The headline decision from the D.C. Circuit was the court’s en banc opinion in In re: Michael Flynn, overturning the panel opinion granting Flynn’s Emergency Petition for a Writ of Mandamus ordering dismissal of the criminal charges against him. With ten judges participating, the court issued a per curiam opinion denying the petition and rejecting Flynn’s attempt to have the case assigned to a different district court judge.
The two judges in the majority for the panel decision—Judges Rao and Henderson—each wrote dissents (and joined each others dissents). Judge Rao, who wrote the initial panel decision, focused on the merits. Judge Henderson focused on the question of whether Judge Sullivan had disqualified himself and the case should be reassigned on remand.
Judge Griffith wrote a concurring opinion that is worth quoting.
In cases that attract public attention, it is common for pundits and politicians to frame their commentary in a way that reduces the judicial process to little more than a skirmish in a partisan battle. The party affiliation of the President who appoints a judge becomes an explanation for the judge’s real reason for the disposition, and the legal reasoning employed is seen as a cover for the exercise of raw political power. No doubt there will be some who will describe the court’s decision today in such terms, but they would be mistaken.
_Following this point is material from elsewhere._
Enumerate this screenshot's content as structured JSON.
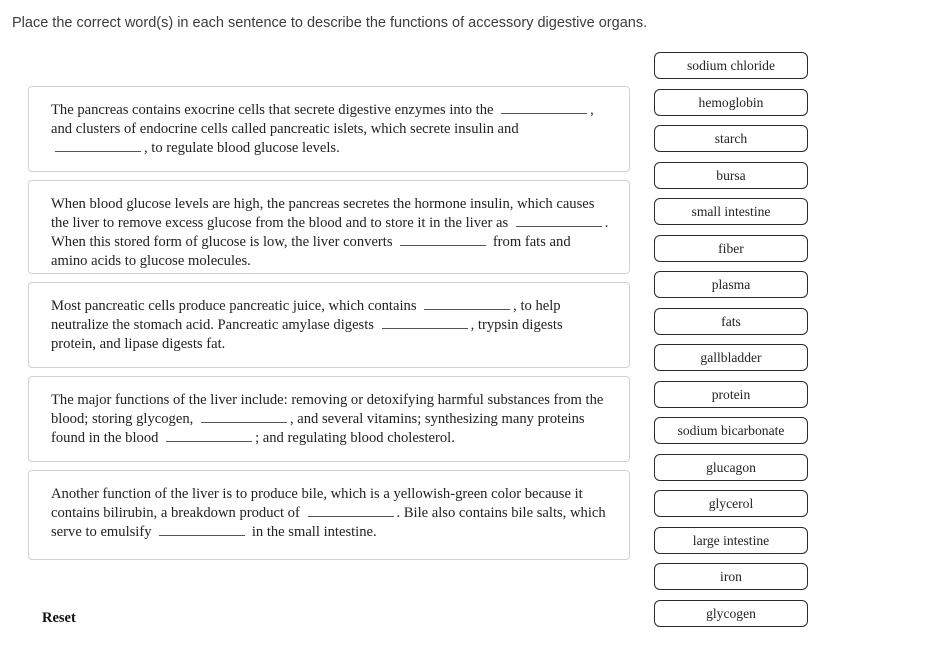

This proceeding is not about the merits of the prosecution of General Flynn or the Government’s decision to abandon that prosecution. Rather, this proceeding involves questions about the structure of the Judiciary and its relationship to the Executive Branch. There are two central problems in this case: defining the scope of the authority of the Judiciary to inquire into the exercise of a core function of the Executive and deciding how the relationship between the district court and our court shapes a challenge to that inquiry. Those questions are far removed from the partisan skirmishes of the day. The resolution of those questions in this case involves nothing more and nothing less than the application of neutral principles about which reasonable jurists on this court disagree. See Robert H. Bork, Neutral Principles and Some First Amendment Problems, 47 IND. L.J. 1 (1971). And that principled disagreement revisits a long-running debate about the relative powers of the Executive and Judicial Branches. Today we reach the unexceptional yet important conclusion that a court of appeals should stay its hand and allow the district court to finish its work rather than hear a challenge to a decision not yet made. That is a policy the federal courts have followed since the beginning of the Republic, see Judiciary Act of 1789, ch. 20, § 22, 1 Stat. 73, 84; 28 U.S.C. § 1291, and we are aware of no case in which a court of appeals has ordered a district judge to decide a pending motion in a particular way.
Moreover, as its counsel repeatedly stated at oral argument, the district court may well grant the Government’s motion to dismiss the case against General Flynn. In fact, it would be highly unusual if it did not, given the Executive’s constitutional prerogative to direct and control prosecutions and the district court’s limited discretion under Rule 48(a), especially when the defendant supports the Government’s motion. But if the court denies the motion, General Flynn has multiple avenues of relief that he can pursue. And because he does, mandamus is not appropriate in this case at this time.
Judge Griffith had the opinion for the court in Committee on the Judiciary v. Donald McGahn, II, in which the court concluded, 2-1, that the House of Representatives lacked a cause of action to sue to enforce a subpoena to former White House Counsel Don McGahn. This same panel had previously concluded that the House lacks standing to sue to enforce a subpoena, but that opinion was recently overturned by the full court, sitting en banc. Judge Henderson joined Judge Griffith’s opinion—his last majority opinion on the court. Judge Rogers dissented. House Speaker Nancy Pelosi has already announced the House will seek en banc review of this decision.
In a final action, the court issued a revised version panel decision in which Judge Griffith participated granting Hillary Clinton’s petition for a writ of mandamus in a lawsuit seeking the disclosure of her e-mails. I wrote about the initial opinion here.